How do I get scrapy pipeline to fill my mongodb with my items?

Question

How do I get scrapy pipeline to fill my mongodb with my items? Here is what my code looks like at the moment which is a reflection of the information i got off of scrapy documentation. I also want to mention that I have tried returning items instead of yielding, as well tried using item loaders. All methods seem to have the same outcome. on that note I want to mention that if I run the command mongoimport --db mydb --collection mycoll --drop --jsonArray --file ~/path/to/scrapyoutput.json my database gets populated(as long as I yield and don't return items)... I would really love to get this pipeline working though...

okay so here is my code:

here is my spider

    import scrapy

    from scrapy.selector import Selector
    from scrapy.loader import ItemLoader
    from scrapy.spiders import CrawlSpider, Rule
    from scrapy.linkextractors import LinkExtractor
    from scrapy.http import HtmlResponse
    from capstone.items import CapstoneItem

    class CongressSpider(CrawlSpider):
        name = "congress"
        allowed_domains = ["www.congress.gov"]
        start_urls = [
            'https://www.congress.gov/members',
        ]
    #creating a rule for my crawler.
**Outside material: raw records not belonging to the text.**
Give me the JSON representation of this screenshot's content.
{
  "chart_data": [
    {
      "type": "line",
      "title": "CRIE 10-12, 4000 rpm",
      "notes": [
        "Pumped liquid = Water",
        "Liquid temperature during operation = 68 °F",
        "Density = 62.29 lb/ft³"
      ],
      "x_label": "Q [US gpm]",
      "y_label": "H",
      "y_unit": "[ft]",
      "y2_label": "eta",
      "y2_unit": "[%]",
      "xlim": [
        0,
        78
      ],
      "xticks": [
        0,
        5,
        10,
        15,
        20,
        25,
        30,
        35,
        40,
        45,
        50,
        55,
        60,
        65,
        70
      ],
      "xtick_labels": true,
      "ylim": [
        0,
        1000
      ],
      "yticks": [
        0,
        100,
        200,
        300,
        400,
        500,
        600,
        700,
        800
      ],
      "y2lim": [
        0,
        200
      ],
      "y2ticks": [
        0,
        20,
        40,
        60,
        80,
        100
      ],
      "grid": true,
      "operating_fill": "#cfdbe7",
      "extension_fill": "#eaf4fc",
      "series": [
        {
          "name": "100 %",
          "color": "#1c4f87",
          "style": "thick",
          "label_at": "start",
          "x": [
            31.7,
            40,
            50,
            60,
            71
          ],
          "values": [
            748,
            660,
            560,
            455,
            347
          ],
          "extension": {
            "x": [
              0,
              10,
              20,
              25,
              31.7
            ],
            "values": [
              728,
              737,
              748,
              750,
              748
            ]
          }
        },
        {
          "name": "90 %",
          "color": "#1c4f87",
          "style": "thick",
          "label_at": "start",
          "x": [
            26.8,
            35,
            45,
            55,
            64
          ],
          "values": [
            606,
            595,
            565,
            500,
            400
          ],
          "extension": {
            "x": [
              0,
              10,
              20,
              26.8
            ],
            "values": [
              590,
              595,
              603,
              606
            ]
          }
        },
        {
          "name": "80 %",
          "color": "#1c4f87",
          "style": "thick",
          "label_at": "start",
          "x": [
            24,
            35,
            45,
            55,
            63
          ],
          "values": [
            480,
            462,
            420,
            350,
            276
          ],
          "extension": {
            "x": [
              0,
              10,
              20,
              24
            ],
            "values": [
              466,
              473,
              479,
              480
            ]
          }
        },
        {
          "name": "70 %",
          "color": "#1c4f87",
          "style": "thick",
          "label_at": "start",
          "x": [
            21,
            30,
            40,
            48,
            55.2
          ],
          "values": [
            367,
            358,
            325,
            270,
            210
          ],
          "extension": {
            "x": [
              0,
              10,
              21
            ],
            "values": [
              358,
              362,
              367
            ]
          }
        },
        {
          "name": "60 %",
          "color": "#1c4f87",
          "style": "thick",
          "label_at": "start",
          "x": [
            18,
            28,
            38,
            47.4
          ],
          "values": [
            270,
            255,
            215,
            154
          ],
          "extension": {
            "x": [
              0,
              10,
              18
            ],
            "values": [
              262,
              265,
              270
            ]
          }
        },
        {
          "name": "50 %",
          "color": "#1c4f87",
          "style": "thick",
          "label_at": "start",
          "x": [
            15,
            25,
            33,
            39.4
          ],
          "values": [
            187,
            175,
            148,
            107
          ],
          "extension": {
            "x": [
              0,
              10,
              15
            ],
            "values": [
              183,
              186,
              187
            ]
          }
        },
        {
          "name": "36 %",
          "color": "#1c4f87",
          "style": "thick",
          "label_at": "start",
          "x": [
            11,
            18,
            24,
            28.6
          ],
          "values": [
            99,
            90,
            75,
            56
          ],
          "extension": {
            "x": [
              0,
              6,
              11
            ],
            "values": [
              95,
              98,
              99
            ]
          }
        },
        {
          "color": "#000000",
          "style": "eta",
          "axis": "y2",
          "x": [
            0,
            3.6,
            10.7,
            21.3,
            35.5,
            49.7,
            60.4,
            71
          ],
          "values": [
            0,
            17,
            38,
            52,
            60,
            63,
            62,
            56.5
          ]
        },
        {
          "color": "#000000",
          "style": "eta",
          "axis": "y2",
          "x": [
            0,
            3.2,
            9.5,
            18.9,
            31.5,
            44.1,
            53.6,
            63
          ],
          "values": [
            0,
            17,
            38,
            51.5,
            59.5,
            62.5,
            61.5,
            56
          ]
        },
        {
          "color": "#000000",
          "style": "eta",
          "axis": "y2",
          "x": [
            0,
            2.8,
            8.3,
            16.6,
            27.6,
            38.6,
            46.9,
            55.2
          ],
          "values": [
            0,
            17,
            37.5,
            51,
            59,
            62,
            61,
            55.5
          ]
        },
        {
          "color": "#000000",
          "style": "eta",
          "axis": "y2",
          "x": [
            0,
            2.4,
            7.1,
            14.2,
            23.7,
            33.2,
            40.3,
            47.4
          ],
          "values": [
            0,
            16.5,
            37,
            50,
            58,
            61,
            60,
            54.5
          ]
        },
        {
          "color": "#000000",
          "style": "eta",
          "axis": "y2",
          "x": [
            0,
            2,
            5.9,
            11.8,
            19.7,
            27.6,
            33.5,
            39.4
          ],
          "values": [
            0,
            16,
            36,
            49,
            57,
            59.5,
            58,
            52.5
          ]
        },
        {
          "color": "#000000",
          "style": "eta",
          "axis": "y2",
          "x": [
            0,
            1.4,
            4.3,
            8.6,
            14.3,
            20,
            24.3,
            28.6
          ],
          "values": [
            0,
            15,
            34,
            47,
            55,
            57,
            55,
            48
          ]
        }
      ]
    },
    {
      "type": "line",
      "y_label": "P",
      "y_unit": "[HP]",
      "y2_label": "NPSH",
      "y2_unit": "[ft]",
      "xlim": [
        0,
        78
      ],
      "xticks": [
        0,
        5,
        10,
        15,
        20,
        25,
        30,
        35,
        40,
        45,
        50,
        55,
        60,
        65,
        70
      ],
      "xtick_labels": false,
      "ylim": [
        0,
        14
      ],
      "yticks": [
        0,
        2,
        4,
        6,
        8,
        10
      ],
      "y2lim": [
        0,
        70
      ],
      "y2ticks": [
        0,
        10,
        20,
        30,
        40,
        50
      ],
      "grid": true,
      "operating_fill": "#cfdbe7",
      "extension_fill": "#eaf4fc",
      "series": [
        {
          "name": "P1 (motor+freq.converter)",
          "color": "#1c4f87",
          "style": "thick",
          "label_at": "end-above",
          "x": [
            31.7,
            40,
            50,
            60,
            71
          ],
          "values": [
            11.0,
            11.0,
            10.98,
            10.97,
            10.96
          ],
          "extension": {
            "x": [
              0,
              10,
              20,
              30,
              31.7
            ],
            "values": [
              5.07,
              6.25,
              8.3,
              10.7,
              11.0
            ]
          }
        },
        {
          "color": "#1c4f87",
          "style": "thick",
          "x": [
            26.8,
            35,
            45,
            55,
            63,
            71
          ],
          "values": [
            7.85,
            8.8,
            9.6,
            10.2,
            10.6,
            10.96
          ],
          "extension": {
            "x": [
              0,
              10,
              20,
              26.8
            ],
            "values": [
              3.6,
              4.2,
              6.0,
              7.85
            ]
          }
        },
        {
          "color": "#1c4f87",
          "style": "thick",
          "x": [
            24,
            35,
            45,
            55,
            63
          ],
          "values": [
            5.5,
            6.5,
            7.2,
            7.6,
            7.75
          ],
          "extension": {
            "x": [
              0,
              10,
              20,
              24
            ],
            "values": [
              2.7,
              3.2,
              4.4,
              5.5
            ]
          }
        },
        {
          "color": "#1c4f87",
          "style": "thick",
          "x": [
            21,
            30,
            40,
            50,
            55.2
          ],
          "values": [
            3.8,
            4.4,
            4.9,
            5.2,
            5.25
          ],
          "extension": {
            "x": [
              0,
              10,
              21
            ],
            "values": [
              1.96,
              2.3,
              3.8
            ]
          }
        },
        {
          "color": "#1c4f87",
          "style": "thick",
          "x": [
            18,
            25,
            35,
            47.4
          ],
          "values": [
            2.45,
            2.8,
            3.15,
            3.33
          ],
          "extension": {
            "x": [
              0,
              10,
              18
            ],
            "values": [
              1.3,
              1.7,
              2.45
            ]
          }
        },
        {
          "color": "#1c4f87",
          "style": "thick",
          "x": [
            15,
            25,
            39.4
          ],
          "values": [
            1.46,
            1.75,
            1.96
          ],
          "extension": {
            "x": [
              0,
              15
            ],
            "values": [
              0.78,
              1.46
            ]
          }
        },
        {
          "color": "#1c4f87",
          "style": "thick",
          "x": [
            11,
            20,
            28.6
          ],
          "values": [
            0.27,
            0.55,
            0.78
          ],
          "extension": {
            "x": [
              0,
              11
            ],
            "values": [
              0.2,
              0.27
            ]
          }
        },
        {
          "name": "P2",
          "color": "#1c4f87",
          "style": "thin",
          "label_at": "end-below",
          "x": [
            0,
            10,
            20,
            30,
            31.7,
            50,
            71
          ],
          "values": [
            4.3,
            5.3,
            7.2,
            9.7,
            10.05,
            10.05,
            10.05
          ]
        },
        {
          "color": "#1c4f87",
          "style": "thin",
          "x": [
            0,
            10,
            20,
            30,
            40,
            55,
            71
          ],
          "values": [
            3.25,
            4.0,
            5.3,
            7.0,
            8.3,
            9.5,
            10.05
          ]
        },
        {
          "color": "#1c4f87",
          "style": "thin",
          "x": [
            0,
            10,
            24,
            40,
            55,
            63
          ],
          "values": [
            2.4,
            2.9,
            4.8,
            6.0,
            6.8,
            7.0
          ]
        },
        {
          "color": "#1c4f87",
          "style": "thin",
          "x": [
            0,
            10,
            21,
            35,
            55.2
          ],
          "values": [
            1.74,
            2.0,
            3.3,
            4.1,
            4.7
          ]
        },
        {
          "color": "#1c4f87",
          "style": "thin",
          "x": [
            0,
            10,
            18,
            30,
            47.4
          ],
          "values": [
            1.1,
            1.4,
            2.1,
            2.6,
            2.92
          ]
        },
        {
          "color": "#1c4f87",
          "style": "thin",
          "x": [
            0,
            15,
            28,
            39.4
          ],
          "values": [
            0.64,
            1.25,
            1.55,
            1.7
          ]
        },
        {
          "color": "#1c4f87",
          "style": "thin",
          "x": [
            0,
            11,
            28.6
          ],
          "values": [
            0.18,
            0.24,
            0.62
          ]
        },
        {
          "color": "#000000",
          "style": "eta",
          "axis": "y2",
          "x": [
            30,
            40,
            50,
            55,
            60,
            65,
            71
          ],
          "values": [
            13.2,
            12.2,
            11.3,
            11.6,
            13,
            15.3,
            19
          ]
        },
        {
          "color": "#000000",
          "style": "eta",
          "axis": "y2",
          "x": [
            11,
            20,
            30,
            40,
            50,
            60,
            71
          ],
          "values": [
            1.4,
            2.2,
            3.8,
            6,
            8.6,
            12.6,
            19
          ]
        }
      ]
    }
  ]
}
I only want it to continue to the next page, don't follow any other links.
    rules = (Rule(LinkExtractor(allow=(),restrict_xpaths=("//a[@class='next']",)), callback="parse_page", follow=True),)

    def parse_page(self, response):
        for search in response.selector.xpath(".//li[@class='compact']"):
            yield {
                'member' : ' '.join(search.xpath("normalize-space(span/a/text())").extract()).strip(),
                'state' : ' '.join(search.xpath("normalize-space(div[@class='quick-search-member']//span[@class='result-item']/span/text())").extract()).strip(),
                'District' : ' '.join(search.xpath("normalize-space(div[@class='quick-search-member']//span[@class='result-item'][2]/span/text())").extract()).strip(),
                'party' : ' '.join(search.xpath("normalize-space(div[@class='quick-search-member']//span[@class='result-item'][3]/span/text())").extract()).strip(),
                'Served' : ' '.join(search.xpath("normalize-space(div[@class='quick-search-member']//span[@class='result-item'][4]/span//li/text())").extract()).strip(),
            }

settings:

    BOT_NAME = 'capstone'

    SPIDER_MODULES = ['capstone.spiders']
    NEWSPIDER_MODULE = 'capstone.spiders'

    ITEM_PIPLINES = {'capstone.pipelines.MongoDBPipeline': 300,}
    MONGO_URI = 'mongodb://localhost:27017'
    MONGO_DATABASE = 'congress'
    ROBOTSTXT_OBEY = True
    DOWNLOAD_DELAY = 10

here is my pipeline.py import pymongo

    from pymongo import MongoClient
    from scrapy.conf import settings
    from scrapy.exceptions import DropItem
    from scrapy import log

    class MongoDBPipeline(object):
        collection_name= 'members'
        def __init__(self, mongo_uri, mongo_db):
            self.mongo_uri = mongo_uri
            self.mongo_db = mongo_db
        @classmethod
        def from_crawler(cls, crawler):
            return cls(
                mongo_uri=crawler.settings.get('MONGO_URI')
                mongo_db=crawler.settings.get('MONGO_DATABASE', 'items')
            )
        def open_spider(self,spider):
            self.client = pymongo.MongoClient(self.mongo_uri)
            self.db = self.client[self.mongo_db]
        def close_spider(self, spider):
            self.client.close()
        def process_item(self, item, spider):
            self.db[self.collection_name].insert(dict(item))
            return item

here is items.py import scrapy

    class CapstoneItem(scrapy.Item):
        member = scrapy.Field()
        state = scrapy.Field()
        District = scrapy.Field()
        party = scrapy.Field()
        served = scrapy.Field()

last but not least my output looks like this:

    2017-02-26 20:44:41 [scrapy.core.engine] INFO: Closing spider (finished)
    2017-02-26 20:44:41 [scrapy.statscollectors] INFO: Dumping Scrapy stats:
    {'downloader/request_bytes': 8007,
    'downloader/request_count': 24,
    'downloader/request_method_count/GET': 24,
    'downloader/response_bytes': 757157,
    'downloader/response_count': 24,
    'downloader/response_status_count/200': 24,
    'finish_reason': 'finished',
    'finish_time': datetime.datetime(2017, 2, 27, 4, 44, 41, 767181),
    'item_scraped_count': 2139,
    'log_count/DEBUG': 2164,
    'log_count/INFO': 11,
    'request_depth_max': 22,
    'response_received_count': 24,
    'scheduler/dequeued': 23,
    'scheduler/dequeued/memory': 23,
    'scheduler/enqueued': 23,
    'scheduler/enqueued/memory': 23,
    'start_time': datetime.datetime(2017, 2, 27, 4, 39, 58, 834315)}
    2017-02-26 20:44:41 [scrapy.core.engine] INFO: Spider closed (finished)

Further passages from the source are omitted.